Memories of most stimuli in the auditory and other domains are prone to the disruptive interference of intervening events, whereby memory performance continuously declines as the number of intervening events increases. However, melodies in a familiar musical idiom are robust to such interference. We propose that representations of musical structure emerging from syntactic processing may provide partially redundant information that accounts for this robust encoding in memory.
We created a set of tonally ambiguous melodies which afford two different syntactic interpretations in the tonal idiom. Crucially, since the melodies are ambiguous, memory across two presentations of the same melody cannot bias whether the interpretation in a second listening will be the same as the first, unless a representation of the first syntactic interpretation is also encoded in memory in addition to sensory information.
The melodies were presented in a Memory Task, based on a continuous recognition paradigm, as well as in a Structure Task, where participants reported their syntactic interpretation of each melody following a disambiguating cue.

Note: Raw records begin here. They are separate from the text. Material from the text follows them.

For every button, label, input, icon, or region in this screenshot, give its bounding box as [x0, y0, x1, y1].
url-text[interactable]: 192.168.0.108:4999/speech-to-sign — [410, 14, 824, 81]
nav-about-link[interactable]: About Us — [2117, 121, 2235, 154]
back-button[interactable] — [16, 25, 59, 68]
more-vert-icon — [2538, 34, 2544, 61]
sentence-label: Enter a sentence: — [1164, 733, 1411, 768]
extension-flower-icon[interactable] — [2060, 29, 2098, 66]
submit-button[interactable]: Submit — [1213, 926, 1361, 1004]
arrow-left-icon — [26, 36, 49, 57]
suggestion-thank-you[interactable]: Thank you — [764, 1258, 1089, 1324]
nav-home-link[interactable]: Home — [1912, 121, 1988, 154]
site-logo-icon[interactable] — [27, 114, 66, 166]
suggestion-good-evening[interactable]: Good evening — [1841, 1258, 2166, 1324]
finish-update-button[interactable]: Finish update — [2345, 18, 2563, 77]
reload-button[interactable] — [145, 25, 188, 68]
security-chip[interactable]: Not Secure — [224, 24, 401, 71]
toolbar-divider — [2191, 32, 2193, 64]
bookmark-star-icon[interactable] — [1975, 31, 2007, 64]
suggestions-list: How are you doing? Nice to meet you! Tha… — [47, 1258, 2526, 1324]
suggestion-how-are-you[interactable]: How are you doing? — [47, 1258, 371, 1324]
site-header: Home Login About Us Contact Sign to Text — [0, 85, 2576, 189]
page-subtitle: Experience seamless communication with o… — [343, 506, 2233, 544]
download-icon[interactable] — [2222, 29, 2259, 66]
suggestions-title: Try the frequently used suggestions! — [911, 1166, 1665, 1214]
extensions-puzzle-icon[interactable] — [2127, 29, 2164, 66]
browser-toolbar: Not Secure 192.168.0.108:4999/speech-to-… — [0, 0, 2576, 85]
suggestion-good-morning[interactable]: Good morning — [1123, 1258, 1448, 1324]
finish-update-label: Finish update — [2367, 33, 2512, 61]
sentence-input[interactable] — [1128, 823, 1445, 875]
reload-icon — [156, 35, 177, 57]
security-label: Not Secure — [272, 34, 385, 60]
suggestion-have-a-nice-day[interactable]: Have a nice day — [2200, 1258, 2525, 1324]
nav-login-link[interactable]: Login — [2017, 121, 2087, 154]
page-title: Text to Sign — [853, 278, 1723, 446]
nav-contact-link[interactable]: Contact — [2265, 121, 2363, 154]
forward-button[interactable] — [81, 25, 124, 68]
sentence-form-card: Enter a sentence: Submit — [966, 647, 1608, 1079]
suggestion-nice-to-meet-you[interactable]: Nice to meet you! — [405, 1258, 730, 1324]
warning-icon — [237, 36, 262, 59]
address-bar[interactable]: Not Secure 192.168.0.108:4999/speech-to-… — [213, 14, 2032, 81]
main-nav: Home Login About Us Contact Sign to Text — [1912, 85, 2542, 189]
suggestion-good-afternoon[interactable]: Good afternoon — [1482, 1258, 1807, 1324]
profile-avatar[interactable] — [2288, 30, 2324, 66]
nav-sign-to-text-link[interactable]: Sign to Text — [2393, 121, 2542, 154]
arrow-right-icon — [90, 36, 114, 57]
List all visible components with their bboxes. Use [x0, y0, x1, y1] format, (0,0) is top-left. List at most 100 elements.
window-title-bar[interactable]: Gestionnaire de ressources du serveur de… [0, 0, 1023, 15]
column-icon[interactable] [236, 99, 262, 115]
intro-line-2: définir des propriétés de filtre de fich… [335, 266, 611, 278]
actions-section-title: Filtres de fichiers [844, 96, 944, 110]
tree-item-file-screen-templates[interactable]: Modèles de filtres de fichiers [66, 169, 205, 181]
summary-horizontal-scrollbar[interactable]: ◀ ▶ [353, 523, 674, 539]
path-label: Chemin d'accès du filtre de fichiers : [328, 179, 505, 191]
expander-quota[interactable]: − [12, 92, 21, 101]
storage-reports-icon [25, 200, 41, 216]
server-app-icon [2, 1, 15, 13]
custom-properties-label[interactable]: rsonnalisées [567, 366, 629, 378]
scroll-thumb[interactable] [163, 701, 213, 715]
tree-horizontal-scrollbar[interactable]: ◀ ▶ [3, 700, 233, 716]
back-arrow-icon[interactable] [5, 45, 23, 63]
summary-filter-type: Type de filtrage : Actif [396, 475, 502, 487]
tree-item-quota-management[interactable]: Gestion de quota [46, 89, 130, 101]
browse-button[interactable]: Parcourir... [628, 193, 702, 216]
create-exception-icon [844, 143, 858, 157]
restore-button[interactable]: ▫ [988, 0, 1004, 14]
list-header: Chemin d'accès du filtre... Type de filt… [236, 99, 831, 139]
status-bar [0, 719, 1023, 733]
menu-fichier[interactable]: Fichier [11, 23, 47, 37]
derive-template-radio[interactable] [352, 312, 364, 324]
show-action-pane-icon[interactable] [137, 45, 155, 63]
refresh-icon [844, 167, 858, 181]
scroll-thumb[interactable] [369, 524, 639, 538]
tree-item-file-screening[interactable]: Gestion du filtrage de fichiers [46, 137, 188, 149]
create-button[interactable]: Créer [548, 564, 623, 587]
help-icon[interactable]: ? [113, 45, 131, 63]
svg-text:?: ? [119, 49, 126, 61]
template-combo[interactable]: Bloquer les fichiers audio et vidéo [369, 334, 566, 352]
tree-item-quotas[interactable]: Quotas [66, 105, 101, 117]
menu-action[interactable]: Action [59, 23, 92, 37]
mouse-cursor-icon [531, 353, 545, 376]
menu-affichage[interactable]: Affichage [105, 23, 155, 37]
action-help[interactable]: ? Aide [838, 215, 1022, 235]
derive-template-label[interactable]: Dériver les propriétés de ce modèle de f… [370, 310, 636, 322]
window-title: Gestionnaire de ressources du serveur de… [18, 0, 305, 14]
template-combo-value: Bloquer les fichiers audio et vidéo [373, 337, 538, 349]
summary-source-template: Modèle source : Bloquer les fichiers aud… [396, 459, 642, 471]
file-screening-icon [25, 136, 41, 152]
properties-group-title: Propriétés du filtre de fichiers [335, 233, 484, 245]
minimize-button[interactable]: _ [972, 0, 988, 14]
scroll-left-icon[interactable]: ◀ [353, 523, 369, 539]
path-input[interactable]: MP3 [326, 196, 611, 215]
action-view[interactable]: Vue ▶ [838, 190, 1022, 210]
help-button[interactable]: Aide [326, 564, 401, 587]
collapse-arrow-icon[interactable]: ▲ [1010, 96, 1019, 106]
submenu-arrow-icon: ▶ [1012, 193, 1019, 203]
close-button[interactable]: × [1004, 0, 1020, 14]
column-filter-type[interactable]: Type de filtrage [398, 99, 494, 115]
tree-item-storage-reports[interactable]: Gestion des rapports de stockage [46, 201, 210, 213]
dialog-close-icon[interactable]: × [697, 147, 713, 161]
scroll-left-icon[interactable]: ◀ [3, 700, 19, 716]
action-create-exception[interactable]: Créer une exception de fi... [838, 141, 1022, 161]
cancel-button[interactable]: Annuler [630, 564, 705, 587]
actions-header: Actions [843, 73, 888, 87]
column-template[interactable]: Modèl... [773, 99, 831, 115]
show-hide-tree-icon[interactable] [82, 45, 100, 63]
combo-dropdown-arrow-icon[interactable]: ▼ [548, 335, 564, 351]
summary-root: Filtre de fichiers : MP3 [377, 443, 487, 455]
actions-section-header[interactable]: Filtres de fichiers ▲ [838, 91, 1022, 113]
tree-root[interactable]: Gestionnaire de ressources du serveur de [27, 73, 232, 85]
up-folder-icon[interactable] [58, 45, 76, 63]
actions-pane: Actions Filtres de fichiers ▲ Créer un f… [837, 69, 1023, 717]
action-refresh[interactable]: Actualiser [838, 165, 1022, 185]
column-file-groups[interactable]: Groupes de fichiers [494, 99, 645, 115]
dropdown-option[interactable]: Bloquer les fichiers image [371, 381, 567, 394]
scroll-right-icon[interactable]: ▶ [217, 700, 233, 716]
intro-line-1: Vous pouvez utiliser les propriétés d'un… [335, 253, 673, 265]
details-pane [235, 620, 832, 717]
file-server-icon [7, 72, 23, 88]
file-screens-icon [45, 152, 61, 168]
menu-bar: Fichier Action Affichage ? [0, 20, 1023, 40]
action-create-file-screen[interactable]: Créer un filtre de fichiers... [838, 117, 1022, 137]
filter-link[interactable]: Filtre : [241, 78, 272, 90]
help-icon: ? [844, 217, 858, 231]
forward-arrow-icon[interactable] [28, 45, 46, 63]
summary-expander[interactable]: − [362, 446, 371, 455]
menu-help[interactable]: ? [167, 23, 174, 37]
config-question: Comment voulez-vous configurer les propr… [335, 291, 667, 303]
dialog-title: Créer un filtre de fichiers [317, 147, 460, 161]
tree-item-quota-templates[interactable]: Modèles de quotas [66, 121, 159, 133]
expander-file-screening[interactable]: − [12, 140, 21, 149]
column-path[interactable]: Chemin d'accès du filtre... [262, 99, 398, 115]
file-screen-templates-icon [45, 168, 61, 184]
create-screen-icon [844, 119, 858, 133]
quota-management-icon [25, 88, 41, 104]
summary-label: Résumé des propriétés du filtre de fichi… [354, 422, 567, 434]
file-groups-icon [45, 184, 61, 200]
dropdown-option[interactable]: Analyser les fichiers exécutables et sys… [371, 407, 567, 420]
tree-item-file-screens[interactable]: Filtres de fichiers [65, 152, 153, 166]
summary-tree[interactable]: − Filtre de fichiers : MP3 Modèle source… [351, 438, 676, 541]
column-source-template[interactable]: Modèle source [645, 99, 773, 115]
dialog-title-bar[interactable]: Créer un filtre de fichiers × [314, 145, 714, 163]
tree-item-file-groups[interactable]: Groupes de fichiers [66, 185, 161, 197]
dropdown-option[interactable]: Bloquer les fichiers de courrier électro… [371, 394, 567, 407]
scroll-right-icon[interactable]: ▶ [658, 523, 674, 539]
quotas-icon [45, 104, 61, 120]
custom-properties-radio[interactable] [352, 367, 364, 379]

Data from 62 participants replicate memory-for-melody’s robustness to interference, and further establish a predictive relationship between memory performance in the Memory Task and the robustness of syntactic interpretations against the bias introduced by the disambiguating cue in the Structure Task.
As a consequence, our results support that a representation based on a disambiguating syntactic parse provides an additional, partially redundant encoding that feeds into memory alongside sensory information. Furthermore, establishing a relationship between memory performance and the formation of structural representations supports the relevance of syntactic relationships towards the experience of music.